Necesitamos construir nuevas masculinidades y feminidades que nos permitan a mujeres y hombres compartir todos los trabajos, en los campos, en las fábricas, en las oficinas, en las calles, en las casas… y que todxs podamos desarrollar proyectos vitales propios, decididos de forma autónoma. Necesitamos, sobre todo, compartir las cocinas y los trabajos domésticos como los trabajos esenciales para una buena vida y que así sea más fácil compartir también el empleo.

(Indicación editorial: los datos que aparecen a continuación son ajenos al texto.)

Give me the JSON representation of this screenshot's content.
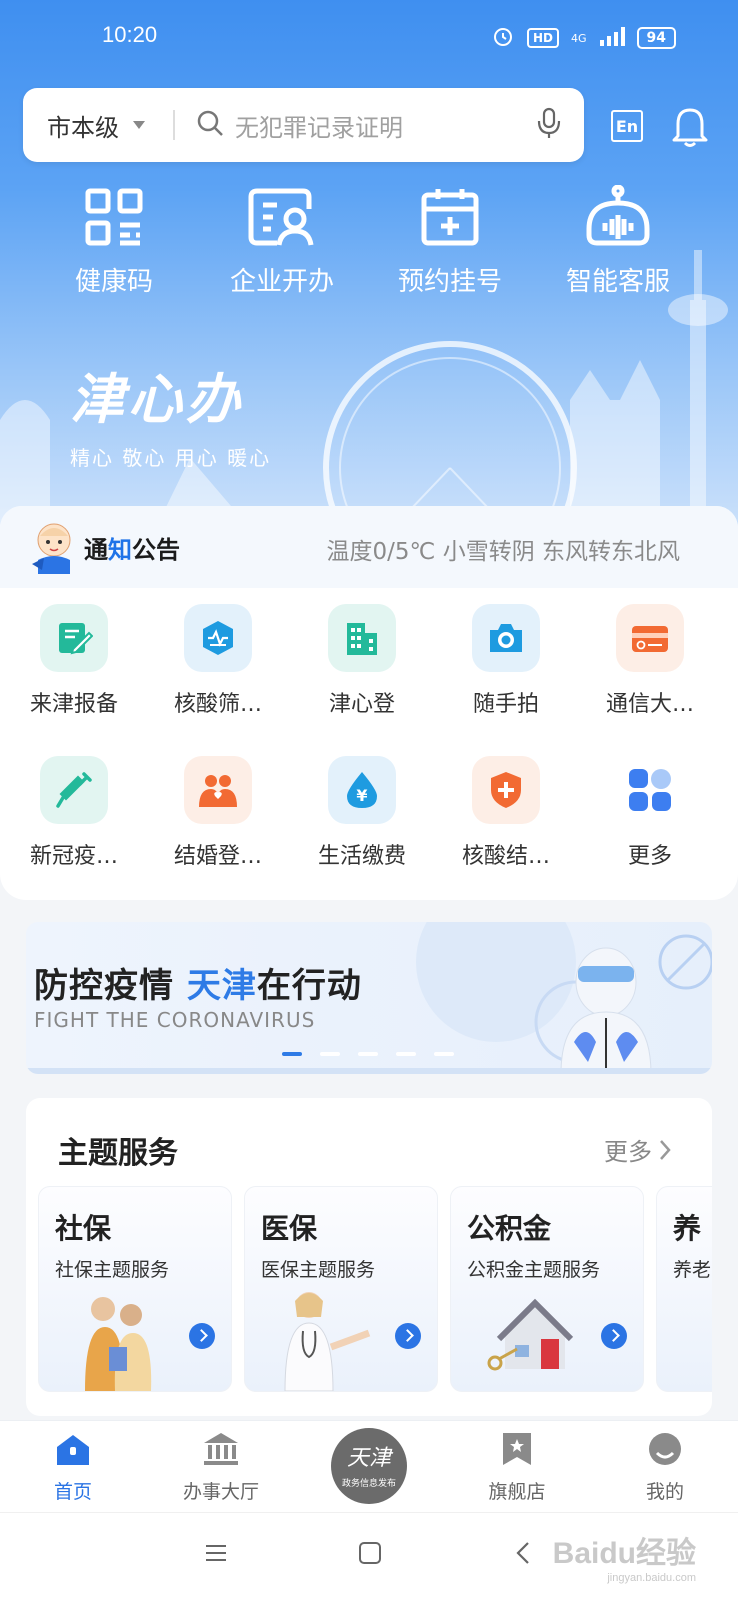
{
  "status_bar": {
    "time": "10:20",
    "hd": "HD",
    "network": "4G",
    "battery": "94"
  },
  "header": {
    "region": "市本级",
    "search_placeholder": "无犯罪记录证明",
    "lang_button": "En"
  },
  "quick_actions": [
    {
      "label": "健康码",
      "icon": "qr-code-icon"
    },
    {
      "label": "企业开办",
      "icon": "business-card-icon"
    },
    {
      "label": "预约挂号",
      "icon": "calendar-plus-icon"
    },
    {
      "label": "智能客服",
      "icon": "robot-icon"
    }
  ],
  "brand": {
    "logo": "津心办",
    "slogan": "精心 敬心 用心 暖心"
  },
  "notice": {
    "title_a": "通",
    "title_b": "知",
    "title_c": "公告",
    "weather": "温度0/5℃ 小雪转阴 东风转东北风"
  },
  "services": [
    {
      "label": "来津报备",
      "icon": "edit-form-icon",
      "bg": "#e2f5f1",
      "fg": "#23b99a"
    },
    {
      "label": "核酸筛…",
      "icon": "medical-test-icon",
      "bg": "#e3f1fb",
      "fg": "#1e9be0"
    },
    {
      "label": "津心登",
      "icon": "building-icon",
      "bg": "#e2f5f1",
      "fg": "#23b99a"
    },
    {
      "label": "随手拍",
      "icon": "camera-icon",
      "bg": "#e3f1fb",
      "fg": "#1e9be0"
    },
    {
      "label": "通信大…",
      "icon": "card-icon",
      "bg": "#fdeee6",
      "fg": "#f26a33"
    },
    {
      "label": "新冠疫…",
      "icon": "syringe-icon",
      "bg": "#e2f5f1",
      "fg": "#23b99a"
    },
    {
      "label": "结婚登…",
      "icon": "couple-icon",
      "bg": "#fdeee6",
      "fg": "#f26a33"
    },
    {
      "label": "生活缴费",
      "icon": "water-drop-yen-icon",
      "bg": "#e3f1fb",
      "fg": "#1e9be0"
    },
    {
      "label": "核酸结…",
      "icon": "shield-plus-icon",
      "bg": "#fdeee6",
      "fg": "#f26a33"
    },
    {
      "label": "更多",
      "icon": "grid-more-icon",
      "bg": "#ffffff",
      "fg": "#3d7ef0"
    }
  ],
  "banner": {
    "title_a": "防控疫情 ",
    "title_b": "天津",
    "title_c": "在行动",
    "subtitle": "FIGHT THE CORONAVIRUS",
    "active_slide": 1,
    "slide_count": 5
  },
  "topics": {
    "title": "主题服务",
    "more": "更多",
    "cards": [
      {
        "title": "社保",
        "desc": "社保主题服务"
      },
      {
        "title": "医保",
        "desc": "医保主题服务"
      },
      {
        "title": "公积金",
        "desc": "公积金主题服务"
      },
      {
        "title": "养",
        "desc": "养老"
      }
    ]
  },
  "tabs": [
    {
      "label": "首页",
      "icon": "home-icon",
      "active": true
    },
    {
      "label": "办事大厅",
      "icon": "government-hall-icon",
      "active": false
    },
    {
      "label": "旗舰店",
      "icon": "bookmark-star-icon",
      "active": false
    },
    {
      "label": "我的",
      "icon": "profile-icon",
      "active": false
    }
  ],
  "center_logo": {
    "main": "天津",
    "sub": "政务信息发布"
  },
  "watermark": {
    "main": "Baidu经验",
    "sub": "jingyan.baidu.com"
  },
  "colors": {
    "primary": "#2b74e4",
    "hero_top": "#3f8ff0"
  }
}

Hacia una recampesinización ecofeminista
Para el ecofeminismo, la sociedad y la economía deben orientarse a la sostenibilidad y el cuidado de la vida. Ello implica concebir lo agroalimentario como una de las actividades de mayor valía y reconocimiento sociocultural, económico y político. Para la agroecología, la agricultura y la ganadería campesina deben recuperarse como trabajos centrales de nuestras sociedades. Para ello, necesitamos la recampesinización y la feminización de la sociedad para que los cuidados —entre ellos, alimentarnos— se coloquen en el centro, compartidos por hombres y mujeres, como estrategia de cambio civilizatorio. Necesitamos una recampesinización ecofeminista, no solo de lo rural y agroganadero, sino también de las ciudades y los hogares, recolocando la sostenibilidad y el cuidado de la vida en el lugar sociocultural, económico y político que le corresponde. Necesitamos juntarnos, organizarnos y reapropiarnos de forma colectiva de nuestra alimentación creando alianzas agroecológicas y ecofeministas. No siempre es fácil, pero lo que tenemos en juego merece la pena. Muchos grupos de consumo, cooperativas, mercados sociales, redes agroecológicas ya lo están haciendo… ¡apúntate!